"Tal como fado, uma boa parte da fotografia portuguesa veste-se de luto. Carlos Fernandes não é um fotógrafo nocturno, mas gosta de deixar no papel o véu escuro da prata metálica. Soube ver muito, aprendeu com os mestres portugueses e estrangeiros e conseguiu construir uma fotografia bastante pessoal. Que contraste entre as suas imagens do Técnico, escuras e minimalistas, e as arejadas vistas de Horácio Novais (1910-1988) nos anos 1930 – os anos da construção – quando a pureza branca dos edifícios e escadarias rivalizava com a das nuvens. Fernandes vai à procura do pormenor significativo, concentra-se nele e aureola-o na câmara escura. Em geral o foco assenta naquilo que os outros rejeitaram.
Há coisas que não vemos ou preferimos esquecer. O papel amarrotado deitado ao chão, o sarrafo perdido, a tabuleta obsoleta, a fissura na parede encardida, o caixote abandonado, à espera de melhor uso. São os detritos da civilização. Diz-me o lixo que produzes e saberei como vives. É com esta matéria-prima que Carlos Fernandes constrói uma poética do banal que é uma das conquistas da democracia. (São só os regimes totalitários que gostam das coisas limpas e arrumadas.) Aqui, graças à perspectiva, até os quadrados e rectângulos são transformados em paralelogramas obliquângulos, como uma moldura ou cadeira desengonçada. No meio do desgaste, um qualquer papel branco fere a imagem com uma ponta de esperança. São as flores da lixeira, tal como um saco de plástico enfunado pelo vento é a pomba da paz possível. “Punctum” – lhe chamou Roland Barthes (1915-1980). O resto é “studium” – estúdio e estudo.
Olhem para estas imagens e vejam como elas se articulam como os versos dum poema que apetece cantar. Imediatamente reconhecíveis, só a primeira e a última – o alfa e o ómega da escola. Pelo meio, descubram as aliterações e as rimas alusivas; os temas que se repetem ou complementam, adjectivados por brilhos surpreendentes; as esquadrias que há muito deixaram de ser a marca do engenheiro. Eis um IST que só a fotografia, na sua modéstia eloquente, pode revelar. A letra pode ser triste, como tristes são os poemas dos fados mais amados. Não há gente – nem mestres, nem funcionários nem alunos. Apenas sinais e signos de vida e morte. Só. O resto adivinha-se e faz vibrar a imaginação.

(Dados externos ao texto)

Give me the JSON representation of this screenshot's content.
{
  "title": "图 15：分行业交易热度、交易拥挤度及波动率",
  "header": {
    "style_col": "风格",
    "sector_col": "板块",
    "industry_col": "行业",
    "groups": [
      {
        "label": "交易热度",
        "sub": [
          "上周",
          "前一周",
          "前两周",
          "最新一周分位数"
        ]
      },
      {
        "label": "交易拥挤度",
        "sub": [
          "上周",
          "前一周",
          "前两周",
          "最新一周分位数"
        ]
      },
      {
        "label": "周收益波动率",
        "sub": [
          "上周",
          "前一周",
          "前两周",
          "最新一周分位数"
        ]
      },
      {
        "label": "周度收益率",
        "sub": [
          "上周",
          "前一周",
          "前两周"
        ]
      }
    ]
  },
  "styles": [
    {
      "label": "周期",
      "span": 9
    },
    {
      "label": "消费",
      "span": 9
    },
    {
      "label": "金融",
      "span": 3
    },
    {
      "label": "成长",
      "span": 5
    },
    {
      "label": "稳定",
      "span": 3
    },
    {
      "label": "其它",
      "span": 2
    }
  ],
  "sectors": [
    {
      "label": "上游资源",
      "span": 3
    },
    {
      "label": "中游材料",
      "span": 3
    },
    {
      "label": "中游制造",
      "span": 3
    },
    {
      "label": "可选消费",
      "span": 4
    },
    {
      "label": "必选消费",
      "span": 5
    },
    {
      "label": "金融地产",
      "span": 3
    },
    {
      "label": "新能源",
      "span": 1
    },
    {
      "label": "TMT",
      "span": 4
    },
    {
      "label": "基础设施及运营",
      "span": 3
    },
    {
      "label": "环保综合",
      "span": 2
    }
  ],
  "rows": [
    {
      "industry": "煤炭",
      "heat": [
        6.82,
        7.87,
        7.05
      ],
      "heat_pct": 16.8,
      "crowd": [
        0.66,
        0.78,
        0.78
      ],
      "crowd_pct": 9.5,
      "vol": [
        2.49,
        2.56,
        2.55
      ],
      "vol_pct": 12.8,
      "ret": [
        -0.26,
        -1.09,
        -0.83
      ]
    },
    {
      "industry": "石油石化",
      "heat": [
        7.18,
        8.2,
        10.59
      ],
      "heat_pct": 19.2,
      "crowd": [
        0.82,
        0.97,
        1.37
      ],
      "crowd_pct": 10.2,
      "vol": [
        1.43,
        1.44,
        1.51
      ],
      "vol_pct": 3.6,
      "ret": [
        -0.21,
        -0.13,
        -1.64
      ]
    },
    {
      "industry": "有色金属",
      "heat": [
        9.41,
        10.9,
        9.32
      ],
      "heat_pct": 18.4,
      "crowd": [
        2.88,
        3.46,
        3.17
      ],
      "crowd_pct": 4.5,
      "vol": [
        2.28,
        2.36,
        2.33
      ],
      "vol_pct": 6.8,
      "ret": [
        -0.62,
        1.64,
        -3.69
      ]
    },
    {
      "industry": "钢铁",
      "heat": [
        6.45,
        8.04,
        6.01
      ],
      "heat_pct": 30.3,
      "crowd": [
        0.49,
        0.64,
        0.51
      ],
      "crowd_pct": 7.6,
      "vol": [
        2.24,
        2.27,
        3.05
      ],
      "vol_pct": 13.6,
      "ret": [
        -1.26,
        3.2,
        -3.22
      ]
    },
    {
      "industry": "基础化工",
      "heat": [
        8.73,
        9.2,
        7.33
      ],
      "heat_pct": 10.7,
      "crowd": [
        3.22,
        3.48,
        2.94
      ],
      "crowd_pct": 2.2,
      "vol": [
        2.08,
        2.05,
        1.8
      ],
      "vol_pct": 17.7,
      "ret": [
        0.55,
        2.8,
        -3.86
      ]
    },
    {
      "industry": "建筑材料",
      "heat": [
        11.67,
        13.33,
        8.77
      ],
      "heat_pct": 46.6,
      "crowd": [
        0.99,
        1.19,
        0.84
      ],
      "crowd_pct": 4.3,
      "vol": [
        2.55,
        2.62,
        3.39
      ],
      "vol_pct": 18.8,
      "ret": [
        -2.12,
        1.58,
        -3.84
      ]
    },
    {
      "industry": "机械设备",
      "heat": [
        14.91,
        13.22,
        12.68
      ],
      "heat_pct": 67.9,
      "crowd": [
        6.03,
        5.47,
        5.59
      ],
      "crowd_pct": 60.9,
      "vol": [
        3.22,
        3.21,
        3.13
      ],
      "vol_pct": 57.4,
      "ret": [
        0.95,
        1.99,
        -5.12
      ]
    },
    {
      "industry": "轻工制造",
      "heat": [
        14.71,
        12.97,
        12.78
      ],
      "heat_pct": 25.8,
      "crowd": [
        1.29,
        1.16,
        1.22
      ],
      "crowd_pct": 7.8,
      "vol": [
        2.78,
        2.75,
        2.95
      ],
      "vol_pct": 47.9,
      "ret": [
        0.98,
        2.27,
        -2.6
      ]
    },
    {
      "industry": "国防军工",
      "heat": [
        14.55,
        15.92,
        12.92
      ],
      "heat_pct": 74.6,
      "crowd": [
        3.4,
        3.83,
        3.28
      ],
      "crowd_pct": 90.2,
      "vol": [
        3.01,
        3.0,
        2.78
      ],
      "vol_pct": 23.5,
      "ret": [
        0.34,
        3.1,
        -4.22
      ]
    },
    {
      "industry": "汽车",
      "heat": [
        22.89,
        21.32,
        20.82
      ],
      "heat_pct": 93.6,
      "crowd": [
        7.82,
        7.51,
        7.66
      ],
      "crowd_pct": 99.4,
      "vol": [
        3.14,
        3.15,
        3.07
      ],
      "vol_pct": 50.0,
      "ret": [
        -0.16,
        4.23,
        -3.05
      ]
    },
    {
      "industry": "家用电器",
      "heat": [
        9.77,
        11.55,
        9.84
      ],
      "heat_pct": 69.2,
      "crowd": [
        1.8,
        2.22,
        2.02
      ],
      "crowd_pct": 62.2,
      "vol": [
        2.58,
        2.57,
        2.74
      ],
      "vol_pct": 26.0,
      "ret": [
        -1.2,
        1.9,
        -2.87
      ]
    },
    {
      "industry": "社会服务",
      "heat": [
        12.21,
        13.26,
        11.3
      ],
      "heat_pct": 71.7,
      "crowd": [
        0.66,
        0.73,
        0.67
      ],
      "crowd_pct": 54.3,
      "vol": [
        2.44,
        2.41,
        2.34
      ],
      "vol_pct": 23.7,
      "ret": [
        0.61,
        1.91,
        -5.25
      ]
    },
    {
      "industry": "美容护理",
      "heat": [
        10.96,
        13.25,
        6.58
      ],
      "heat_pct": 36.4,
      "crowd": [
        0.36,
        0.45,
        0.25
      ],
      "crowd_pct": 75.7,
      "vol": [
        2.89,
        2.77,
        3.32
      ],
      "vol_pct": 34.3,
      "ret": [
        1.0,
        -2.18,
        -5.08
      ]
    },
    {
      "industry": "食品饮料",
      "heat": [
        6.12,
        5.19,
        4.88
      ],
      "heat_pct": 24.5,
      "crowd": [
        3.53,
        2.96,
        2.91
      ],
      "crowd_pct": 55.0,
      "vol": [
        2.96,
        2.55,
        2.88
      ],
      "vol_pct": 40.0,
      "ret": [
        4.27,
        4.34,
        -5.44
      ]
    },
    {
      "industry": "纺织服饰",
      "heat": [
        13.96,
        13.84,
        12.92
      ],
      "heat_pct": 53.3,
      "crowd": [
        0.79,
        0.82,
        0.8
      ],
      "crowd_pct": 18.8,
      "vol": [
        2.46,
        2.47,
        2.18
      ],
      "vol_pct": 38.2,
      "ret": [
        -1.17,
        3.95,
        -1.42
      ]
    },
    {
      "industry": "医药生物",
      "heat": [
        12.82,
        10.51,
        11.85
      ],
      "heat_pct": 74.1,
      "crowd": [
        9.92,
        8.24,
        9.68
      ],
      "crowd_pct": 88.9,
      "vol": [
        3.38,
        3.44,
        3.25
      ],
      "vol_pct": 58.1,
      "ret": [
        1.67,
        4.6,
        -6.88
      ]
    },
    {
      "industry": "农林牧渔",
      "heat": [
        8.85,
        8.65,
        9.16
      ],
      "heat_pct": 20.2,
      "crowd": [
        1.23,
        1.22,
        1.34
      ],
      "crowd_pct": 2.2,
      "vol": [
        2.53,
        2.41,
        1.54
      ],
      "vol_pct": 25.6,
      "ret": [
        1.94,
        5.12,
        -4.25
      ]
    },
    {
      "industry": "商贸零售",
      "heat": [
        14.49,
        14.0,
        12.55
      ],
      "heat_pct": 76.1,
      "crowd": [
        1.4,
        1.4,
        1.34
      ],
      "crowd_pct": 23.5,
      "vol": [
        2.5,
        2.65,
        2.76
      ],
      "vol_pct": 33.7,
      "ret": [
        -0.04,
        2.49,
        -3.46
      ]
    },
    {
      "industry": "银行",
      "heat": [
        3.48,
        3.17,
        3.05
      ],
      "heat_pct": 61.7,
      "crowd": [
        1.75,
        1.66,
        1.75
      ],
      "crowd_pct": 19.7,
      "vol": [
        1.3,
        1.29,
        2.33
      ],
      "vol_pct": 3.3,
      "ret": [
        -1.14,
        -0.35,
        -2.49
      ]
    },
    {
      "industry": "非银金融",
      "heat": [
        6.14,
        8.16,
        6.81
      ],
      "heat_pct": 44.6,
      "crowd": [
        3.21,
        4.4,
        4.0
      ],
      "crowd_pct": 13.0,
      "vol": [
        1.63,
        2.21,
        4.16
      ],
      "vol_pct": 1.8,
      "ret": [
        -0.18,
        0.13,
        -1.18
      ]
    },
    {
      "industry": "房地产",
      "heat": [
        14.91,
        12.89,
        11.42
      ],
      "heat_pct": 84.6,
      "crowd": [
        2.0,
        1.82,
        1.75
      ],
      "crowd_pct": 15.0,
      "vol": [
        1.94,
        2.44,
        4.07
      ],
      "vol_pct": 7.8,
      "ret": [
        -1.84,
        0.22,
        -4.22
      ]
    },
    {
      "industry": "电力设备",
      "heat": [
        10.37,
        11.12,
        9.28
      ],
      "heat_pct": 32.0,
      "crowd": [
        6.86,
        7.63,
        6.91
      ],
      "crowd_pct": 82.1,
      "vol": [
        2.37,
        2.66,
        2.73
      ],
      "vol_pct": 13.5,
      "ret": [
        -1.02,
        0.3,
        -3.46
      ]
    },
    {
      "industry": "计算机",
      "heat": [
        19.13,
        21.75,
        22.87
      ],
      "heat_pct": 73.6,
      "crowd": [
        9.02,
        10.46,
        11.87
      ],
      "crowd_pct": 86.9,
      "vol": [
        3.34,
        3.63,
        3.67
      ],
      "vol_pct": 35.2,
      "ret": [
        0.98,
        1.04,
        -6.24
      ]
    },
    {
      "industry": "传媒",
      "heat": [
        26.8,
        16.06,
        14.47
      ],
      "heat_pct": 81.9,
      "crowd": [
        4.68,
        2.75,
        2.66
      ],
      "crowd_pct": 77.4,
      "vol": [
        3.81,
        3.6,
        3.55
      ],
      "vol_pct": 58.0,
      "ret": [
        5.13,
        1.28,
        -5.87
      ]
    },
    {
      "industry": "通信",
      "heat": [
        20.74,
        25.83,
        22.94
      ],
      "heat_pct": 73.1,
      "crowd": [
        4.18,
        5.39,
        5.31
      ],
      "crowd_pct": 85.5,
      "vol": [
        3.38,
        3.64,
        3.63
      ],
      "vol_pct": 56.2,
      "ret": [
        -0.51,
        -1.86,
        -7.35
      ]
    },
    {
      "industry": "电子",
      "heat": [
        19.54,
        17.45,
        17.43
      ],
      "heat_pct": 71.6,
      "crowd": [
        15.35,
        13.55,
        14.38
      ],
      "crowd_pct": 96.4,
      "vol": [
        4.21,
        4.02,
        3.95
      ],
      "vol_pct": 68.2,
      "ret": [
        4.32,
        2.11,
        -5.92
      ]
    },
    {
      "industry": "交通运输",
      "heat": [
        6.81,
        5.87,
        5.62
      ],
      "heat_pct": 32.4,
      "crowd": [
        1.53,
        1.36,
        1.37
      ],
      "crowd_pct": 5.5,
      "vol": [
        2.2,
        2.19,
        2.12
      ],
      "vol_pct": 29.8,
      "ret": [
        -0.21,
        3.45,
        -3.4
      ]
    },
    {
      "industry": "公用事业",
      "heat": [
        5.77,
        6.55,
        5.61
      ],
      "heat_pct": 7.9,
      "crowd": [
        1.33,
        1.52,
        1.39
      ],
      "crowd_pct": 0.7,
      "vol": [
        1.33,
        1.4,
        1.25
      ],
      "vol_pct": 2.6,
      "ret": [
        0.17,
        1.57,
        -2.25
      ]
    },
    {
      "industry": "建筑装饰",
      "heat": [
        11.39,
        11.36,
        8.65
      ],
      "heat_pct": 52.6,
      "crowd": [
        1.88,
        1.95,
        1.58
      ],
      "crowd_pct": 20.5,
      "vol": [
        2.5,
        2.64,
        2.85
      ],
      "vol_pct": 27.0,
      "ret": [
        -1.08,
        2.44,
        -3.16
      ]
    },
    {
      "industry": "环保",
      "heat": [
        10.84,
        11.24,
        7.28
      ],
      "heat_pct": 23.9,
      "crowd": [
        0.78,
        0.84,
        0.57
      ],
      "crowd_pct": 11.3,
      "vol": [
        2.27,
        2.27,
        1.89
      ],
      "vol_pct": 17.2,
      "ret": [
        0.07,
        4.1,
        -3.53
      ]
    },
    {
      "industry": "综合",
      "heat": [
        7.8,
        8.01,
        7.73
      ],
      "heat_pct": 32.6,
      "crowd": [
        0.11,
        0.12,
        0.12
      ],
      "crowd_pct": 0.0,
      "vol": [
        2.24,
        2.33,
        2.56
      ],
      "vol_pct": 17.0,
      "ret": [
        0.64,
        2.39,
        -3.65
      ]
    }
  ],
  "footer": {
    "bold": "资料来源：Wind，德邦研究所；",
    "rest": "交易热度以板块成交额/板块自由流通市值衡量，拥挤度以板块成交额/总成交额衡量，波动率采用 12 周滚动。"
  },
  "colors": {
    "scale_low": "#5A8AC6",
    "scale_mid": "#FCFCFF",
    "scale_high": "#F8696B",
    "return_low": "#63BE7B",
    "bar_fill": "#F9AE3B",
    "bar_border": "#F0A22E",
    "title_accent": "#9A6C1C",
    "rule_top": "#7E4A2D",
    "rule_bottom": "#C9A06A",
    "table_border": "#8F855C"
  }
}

Comemoram-se em 2006 os 95 anos do Instituto, os 75 anos da Universidade Técnica - às vezes os filhos aparecem antes dos pais e as causas sucedem-se aos efeitos, como acontece na mecânica quântica - e, já agora, os 15 anos de associação do artista com a escola onde se licenciou em engenharia electrotécnica e de computadores, fez o mestrado e é, agora, estudante de doutoramento. Daí a sigla - fragmentada como o conteúdo de cada imagem - que empresta o título ao projecto. A escola, que é um colectivo, abre-se às aspirações individuais do artista. Que todos prosperem, assim como a Colecção Reticências que este volume auspiciosamente inaugura."
Jorge Calado
in I-S-T 95-75-15
Carlos Miguel Fernandes nasceu em Luanda em 1973 e vive em Lisboa desde 1975. Estudou fotografia no Ar.Co, Escola de Arte e Comunicação Visual, em Lisboa (1994-96). É licenciado (1998) e mestre (2002) em Engenharia Electrotécnica e de Computadores, pelo Instituto Superior Técnico, e frequenta actualmente o programa de doutoramento na mesma área e instituição. Foi docente do Instituto Politécnico de Setúbal entre 2001 e 2005.
Tem participado em várias exposições, das quais se destacam as colectivas Engenhos e Visões (Instituto Cervantes, Lisboa, 2001) e Premiados da VI Bienal de Fotografia da Moita (Biblioteca Municipal Bento de Jesus Caraça, Moita, 2004), e as individuais Kaluptein (Espaço à P’Arte, Lisboa, 2001) e Mittel/Europa (Ministério das Finanças, Lisboa, 2006).